Just by deleting a line, we have an aggregate, with the partition variable (PERS_ID), and the MEASURES we defined. This is a great start to take into R for further analysis. We have also changed the query slightly, opening up for multiple years of job training (the training+ argument), and changed our measure to make sure we get moths between the start date of the first year in job training and the start date of the first job.

q <- dbSendQuery(con, "
SELECT * FROM (
  SELECT year, pers_id, agency, job_title, job_start, base_salary, pay_basis, leave_status FROM simplepay
)
MATCH_RECOGNIZE(
PARTITION BY pers_id
ORDER BY year
MEASURES MONTHS_BETWEEN(FIRST(fulljob.job_start), FIRST(training.job_start)) AS time_to_job,
COUNT(fulljob.*) AS fulljob_years
PATTERN ( ^ training+ fulljob+ )
DEFINE 
training AS job_title='JOB TRAINING PARTICIPANT',
fulljob AS job_title!='JOB TRAINING PARTICIPANT'
)
")
df <- fetch(q)

library(ggplot2)
library(dplyr)
df %>% ggplot(aes(TIME_TO_JOB)) +
  geom_histogram() 
## stat_bin: binwidth defaulted to range/30. Use 'binwidth = x' to adjust this.

A large portion of the people that get a job in the city after job training, seems to be keeping the job they had in job training, but transition to a normal position.

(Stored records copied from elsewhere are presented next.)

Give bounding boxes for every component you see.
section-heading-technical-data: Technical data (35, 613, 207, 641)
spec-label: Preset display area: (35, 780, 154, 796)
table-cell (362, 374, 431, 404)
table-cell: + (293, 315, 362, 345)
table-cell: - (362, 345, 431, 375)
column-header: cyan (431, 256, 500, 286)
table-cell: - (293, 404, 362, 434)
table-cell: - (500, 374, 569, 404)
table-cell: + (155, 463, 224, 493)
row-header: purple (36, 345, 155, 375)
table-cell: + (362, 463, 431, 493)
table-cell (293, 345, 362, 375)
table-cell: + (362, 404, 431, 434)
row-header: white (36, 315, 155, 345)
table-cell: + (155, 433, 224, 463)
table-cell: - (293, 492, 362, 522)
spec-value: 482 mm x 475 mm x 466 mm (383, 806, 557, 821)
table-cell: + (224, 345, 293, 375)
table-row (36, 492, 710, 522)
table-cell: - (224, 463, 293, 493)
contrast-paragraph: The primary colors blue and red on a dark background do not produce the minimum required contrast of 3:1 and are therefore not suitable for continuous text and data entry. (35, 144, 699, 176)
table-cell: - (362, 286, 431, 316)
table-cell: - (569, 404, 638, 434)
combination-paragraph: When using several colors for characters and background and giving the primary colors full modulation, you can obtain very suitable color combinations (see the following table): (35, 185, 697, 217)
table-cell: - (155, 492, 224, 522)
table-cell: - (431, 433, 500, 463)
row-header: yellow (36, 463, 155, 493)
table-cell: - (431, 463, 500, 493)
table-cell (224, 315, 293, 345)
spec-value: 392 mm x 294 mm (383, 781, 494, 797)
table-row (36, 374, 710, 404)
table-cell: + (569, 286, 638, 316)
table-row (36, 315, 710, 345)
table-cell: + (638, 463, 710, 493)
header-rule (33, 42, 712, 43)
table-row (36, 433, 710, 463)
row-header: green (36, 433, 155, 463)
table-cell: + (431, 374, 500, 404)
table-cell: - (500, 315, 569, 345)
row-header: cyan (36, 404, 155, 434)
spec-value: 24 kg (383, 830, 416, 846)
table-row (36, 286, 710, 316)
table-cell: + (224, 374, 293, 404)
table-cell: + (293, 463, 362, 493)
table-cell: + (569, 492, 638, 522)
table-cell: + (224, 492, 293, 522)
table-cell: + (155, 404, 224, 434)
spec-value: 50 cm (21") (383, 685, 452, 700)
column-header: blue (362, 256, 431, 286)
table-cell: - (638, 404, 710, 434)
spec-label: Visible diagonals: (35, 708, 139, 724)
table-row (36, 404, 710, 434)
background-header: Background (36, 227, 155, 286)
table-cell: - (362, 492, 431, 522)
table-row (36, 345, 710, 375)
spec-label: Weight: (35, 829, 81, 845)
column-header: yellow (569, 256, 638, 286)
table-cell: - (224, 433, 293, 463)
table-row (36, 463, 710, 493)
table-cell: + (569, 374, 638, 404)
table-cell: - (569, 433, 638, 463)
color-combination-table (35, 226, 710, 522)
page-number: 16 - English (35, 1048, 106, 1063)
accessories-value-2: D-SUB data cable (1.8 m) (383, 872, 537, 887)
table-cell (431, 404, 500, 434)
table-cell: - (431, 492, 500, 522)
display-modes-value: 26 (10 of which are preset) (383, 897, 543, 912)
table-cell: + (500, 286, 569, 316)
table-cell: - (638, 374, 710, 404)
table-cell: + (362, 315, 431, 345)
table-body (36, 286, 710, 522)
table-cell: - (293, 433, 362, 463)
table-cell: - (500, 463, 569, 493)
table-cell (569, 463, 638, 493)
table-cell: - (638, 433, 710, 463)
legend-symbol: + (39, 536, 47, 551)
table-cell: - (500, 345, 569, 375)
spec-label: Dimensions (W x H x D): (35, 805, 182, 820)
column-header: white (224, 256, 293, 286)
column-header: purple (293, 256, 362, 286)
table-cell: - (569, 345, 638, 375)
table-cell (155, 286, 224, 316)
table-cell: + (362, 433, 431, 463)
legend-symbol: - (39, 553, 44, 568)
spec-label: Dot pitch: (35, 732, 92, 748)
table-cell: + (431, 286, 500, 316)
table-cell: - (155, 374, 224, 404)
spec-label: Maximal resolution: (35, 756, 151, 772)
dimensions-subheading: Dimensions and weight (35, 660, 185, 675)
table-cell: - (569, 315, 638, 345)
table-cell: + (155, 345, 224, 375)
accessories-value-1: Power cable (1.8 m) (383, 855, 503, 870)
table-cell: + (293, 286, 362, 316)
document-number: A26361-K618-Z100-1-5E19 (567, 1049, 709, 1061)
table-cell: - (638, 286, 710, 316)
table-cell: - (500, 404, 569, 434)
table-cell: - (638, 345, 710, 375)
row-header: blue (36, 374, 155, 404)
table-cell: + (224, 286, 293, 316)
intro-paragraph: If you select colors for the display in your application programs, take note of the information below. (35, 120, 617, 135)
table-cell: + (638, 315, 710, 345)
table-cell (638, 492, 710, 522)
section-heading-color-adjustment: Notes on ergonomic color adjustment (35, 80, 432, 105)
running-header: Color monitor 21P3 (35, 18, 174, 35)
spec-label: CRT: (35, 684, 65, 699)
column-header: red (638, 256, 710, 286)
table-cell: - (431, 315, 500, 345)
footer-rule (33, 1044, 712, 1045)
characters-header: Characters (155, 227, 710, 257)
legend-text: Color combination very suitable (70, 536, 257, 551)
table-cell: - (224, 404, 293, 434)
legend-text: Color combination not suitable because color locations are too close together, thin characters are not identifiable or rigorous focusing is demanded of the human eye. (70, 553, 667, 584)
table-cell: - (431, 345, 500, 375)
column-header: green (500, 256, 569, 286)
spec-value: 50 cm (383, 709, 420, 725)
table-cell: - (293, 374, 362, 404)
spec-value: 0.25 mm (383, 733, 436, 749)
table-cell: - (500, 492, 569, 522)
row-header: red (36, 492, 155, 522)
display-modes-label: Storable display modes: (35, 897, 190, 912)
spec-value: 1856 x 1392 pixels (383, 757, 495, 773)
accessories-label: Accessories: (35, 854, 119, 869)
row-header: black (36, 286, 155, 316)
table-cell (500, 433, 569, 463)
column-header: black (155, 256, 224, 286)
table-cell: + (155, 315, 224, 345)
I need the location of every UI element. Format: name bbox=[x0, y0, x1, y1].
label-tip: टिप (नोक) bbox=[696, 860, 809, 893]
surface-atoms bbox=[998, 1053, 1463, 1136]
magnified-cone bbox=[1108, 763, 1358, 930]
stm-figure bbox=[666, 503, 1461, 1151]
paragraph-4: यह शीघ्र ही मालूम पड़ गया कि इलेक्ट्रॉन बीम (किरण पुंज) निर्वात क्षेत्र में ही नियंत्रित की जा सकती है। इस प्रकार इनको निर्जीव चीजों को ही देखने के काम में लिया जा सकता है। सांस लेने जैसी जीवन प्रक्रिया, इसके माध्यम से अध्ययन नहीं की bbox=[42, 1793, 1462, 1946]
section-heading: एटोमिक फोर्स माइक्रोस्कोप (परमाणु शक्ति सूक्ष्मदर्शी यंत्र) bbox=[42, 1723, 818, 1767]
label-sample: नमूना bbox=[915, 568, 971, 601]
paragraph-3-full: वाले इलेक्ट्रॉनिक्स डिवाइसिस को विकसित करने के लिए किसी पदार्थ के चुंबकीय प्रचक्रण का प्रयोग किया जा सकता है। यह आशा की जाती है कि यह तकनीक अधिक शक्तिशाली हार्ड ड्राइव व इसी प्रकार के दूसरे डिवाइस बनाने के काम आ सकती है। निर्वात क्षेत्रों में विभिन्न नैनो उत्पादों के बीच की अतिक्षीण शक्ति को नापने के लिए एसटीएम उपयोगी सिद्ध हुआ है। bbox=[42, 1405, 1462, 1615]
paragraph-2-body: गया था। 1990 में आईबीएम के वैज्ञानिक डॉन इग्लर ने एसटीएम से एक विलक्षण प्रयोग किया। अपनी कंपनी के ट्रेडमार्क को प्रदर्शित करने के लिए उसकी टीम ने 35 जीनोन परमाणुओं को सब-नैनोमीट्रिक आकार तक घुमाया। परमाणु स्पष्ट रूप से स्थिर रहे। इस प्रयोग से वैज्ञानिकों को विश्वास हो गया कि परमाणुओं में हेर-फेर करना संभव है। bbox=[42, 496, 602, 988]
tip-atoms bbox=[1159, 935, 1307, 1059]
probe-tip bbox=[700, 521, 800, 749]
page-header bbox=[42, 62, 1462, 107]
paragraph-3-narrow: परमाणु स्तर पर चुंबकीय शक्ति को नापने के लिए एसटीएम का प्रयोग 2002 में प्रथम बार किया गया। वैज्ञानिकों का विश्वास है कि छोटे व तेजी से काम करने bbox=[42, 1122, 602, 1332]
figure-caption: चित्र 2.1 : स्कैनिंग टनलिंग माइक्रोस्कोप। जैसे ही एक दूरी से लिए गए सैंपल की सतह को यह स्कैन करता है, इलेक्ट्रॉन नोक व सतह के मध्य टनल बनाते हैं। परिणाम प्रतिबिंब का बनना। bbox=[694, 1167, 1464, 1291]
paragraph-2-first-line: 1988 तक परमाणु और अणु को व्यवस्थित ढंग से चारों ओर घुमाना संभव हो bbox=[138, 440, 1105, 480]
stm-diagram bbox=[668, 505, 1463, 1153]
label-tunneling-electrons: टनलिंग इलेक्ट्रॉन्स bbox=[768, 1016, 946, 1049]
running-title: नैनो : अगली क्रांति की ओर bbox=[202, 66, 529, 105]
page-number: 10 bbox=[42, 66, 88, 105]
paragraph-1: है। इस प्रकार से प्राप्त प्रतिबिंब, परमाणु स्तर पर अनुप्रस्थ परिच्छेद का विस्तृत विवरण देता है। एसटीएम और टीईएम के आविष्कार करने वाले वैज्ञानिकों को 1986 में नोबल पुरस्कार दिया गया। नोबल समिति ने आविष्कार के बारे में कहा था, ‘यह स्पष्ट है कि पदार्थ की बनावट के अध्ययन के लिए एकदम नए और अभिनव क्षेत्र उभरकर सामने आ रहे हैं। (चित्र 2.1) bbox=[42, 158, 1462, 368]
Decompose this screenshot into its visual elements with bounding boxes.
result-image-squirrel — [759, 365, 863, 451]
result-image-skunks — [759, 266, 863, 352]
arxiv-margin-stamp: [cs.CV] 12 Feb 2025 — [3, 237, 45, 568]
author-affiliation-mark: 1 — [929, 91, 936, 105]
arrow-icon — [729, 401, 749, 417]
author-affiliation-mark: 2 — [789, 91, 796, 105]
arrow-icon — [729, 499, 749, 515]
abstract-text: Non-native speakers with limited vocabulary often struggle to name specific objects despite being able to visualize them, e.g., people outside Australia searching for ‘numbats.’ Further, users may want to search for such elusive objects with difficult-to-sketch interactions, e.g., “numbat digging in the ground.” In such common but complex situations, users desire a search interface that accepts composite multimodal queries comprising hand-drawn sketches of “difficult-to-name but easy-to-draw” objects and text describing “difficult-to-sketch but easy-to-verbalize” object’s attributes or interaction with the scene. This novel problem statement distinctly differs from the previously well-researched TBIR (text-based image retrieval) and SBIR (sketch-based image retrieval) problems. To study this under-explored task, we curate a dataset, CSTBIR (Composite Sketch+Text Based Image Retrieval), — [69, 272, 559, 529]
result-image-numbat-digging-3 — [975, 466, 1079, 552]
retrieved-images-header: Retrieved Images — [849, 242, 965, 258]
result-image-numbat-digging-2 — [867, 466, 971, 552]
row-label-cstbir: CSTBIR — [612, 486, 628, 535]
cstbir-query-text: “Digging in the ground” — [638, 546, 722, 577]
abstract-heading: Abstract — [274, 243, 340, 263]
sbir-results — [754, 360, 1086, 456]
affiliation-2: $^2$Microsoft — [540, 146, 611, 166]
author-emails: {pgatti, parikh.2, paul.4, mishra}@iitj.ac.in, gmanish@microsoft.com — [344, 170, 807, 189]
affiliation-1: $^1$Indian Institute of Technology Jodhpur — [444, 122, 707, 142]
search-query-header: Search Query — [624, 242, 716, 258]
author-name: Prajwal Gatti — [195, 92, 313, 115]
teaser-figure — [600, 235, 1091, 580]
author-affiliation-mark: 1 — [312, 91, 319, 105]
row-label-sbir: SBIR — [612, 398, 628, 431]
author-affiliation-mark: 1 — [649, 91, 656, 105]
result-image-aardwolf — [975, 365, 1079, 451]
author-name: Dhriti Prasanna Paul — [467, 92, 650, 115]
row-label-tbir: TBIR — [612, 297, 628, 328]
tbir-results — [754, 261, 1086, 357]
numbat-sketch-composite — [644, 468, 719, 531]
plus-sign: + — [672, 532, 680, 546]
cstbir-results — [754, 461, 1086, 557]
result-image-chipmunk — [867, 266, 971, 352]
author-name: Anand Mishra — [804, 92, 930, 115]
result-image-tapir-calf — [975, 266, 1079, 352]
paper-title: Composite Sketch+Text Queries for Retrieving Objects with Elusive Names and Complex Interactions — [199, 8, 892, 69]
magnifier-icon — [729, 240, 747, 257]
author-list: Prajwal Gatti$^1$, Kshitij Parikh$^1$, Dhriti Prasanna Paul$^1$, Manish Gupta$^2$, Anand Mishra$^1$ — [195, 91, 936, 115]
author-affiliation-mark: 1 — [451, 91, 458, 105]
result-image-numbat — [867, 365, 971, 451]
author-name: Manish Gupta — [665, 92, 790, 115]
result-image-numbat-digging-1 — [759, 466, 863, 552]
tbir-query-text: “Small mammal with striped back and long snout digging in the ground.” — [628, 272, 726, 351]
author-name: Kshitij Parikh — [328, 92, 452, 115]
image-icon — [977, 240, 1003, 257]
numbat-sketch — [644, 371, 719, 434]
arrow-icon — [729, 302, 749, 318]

For the group of people who didn't get a job straight from their job training, the curve looks roughly linear. The 5 years of data we have corresponds to 60 months, so the non-neglible number of people getting a job close to 100 months is probably due job tranings that started long before 2014 when our data set starts. The long tail of both negative and positive values are most likely a result of data entry mistakes. This is real world data, and there will be real-world errors.